Aber dann muss das Unternehmen doch illegal vorgehen! Muss da nicht die Staatsanwaltschaft einschreiten und diese massive Vergiftung der Umwelt unterbinden? Doch leider Fehlanzeige – das Verklappen von Giftmüll in Deutschland ist legal und genehmigt:

Bei der Versenkung des Lagerstättenwassers liege keine Straftat vor, sagt das Bergamt auf Anfrage unserer Zeitung.

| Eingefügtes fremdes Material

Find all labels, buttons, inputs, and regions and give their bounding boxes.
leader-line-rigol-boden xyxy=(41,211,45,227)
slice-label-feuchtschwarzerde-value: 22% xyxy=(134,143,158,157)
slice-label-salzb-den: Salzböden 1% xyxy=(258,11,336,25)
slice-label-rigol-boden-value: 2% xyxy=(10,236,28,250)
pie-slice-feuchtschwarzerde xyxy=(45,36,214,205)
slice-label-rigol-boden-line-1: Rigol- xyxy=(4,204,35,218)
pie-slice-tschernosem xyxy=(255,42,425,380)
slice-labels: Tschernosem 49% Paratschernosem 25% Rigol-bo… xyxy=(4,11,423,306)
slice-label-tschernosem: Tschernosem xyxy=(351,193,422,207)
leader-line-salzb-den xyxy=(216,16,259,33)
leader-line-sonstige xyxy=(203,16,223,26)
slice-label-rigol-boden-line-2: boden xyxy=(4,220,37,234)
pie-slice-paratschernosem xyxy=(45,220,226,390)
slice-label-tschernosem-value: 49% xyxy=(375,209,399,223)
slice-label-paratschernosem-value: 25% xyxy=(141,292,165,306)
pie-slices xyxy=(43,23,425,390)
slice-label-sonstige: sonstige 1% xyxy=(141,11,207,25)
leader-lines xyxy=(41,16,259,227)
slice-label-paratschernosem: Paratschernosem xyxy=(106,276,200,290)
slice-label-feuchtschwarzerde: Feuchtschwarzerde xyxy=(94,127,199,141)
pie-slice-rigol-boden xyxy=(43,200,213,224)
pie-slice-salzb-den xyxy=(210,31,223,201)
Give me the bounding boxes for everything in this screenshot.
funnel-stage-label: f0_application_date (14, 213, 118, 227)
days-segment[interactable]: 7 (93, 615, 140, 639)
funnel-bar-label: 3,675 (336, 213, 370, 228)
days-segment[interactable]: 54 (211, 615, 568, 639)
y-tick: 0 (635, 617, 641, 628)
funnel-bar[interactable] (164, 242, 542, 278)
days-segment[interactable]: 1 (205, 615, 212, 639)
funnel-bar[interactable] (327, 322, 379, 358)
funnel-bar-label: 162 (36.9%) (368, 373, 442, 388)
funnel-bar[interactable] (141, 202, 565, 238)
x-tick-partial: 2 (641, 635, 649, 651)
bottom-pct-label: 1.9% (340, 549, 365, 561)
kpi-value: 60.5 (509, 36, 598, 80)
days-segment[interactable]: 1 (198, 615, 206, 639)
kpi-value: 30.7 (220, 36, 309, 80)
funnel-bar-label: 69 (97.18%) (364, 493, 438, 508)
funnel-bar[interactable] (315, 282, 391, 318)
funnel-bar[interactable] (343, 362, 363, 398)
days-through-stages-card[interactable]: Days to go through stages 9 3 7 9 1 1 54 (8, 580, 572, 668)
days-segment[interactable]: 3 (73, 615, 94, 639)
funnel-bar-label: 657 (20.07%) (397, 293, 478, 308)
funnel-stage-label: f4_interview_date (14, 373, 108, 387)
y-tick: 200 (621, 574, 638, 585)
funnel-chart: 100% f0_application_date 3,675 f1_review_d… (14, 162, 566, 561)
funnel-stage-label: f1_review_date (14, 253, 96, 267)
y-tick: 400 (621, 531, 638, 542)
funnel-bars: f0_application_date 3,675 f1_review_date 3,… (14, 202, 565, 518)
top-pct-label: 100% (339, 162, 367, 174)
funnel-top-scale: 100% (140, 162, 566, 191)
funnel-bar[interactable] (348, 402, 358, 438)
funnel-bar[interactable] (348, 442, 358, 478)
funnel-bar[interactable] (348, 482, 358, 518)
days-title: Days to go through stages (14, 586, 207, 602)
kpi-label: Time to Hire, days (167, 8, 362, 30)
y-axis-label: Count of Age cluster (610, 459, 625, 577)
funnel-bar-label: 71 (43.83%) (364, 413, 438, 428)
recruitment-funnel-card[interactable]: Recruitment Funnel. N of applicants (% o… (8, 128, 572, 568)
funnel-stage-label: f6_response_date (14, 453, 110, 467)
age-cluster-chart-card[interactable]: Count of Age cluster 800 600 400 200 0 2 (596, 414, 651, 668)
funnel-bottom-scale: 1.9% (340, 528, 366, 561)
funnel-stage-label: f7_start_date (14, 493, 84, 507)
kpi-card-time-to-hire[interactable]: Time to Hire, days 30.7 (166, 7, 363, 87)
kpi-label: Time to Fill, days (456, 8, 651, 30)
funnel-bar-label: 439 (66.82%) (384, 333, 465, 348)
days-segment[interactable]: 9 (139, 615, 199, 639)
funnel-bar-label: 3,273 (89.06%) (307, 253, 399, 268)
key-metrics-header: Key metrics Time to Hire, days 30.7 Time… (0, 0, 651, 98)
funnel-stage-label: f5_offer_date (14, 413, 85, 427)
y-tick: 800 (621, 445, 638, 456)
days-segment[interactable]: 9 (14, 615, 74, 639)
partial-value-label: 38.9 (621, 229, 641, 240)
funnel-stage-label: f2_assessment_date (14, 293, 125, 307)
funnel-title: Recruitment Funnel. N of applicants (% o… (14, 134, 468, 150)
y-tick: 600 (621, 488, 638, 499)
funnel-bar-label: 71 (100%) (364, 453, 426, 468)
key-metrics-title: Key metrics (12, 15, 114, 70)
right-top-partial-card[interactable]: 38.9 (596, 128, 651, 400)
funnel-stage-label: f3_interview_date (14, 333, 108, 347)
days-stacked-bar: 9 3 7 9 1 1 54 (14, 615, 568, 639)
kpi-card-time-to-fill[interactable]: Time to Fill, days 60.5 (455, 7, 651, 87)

Die Versenkung sei ja durch die Bergbehörde genehmigt und stelle schon allein deshalb kein unbefugtes Handeln dar.

Fazit: Wenn in Deutschland ein SUV von Mercedes das Umweltzertifikat des TÜV Süd erhält, darf einen die Genehmigung für die Verklappung hochtoxischen Industriemülls nicht verwunden  Wenn die Kanzlerin einen äußerst vorsichtigen Umgang mit gefährlichen Chemikalien beim Fracking anmahnt, können wir uns im Münsterland schon mal auf die Bohrtürme einstellen.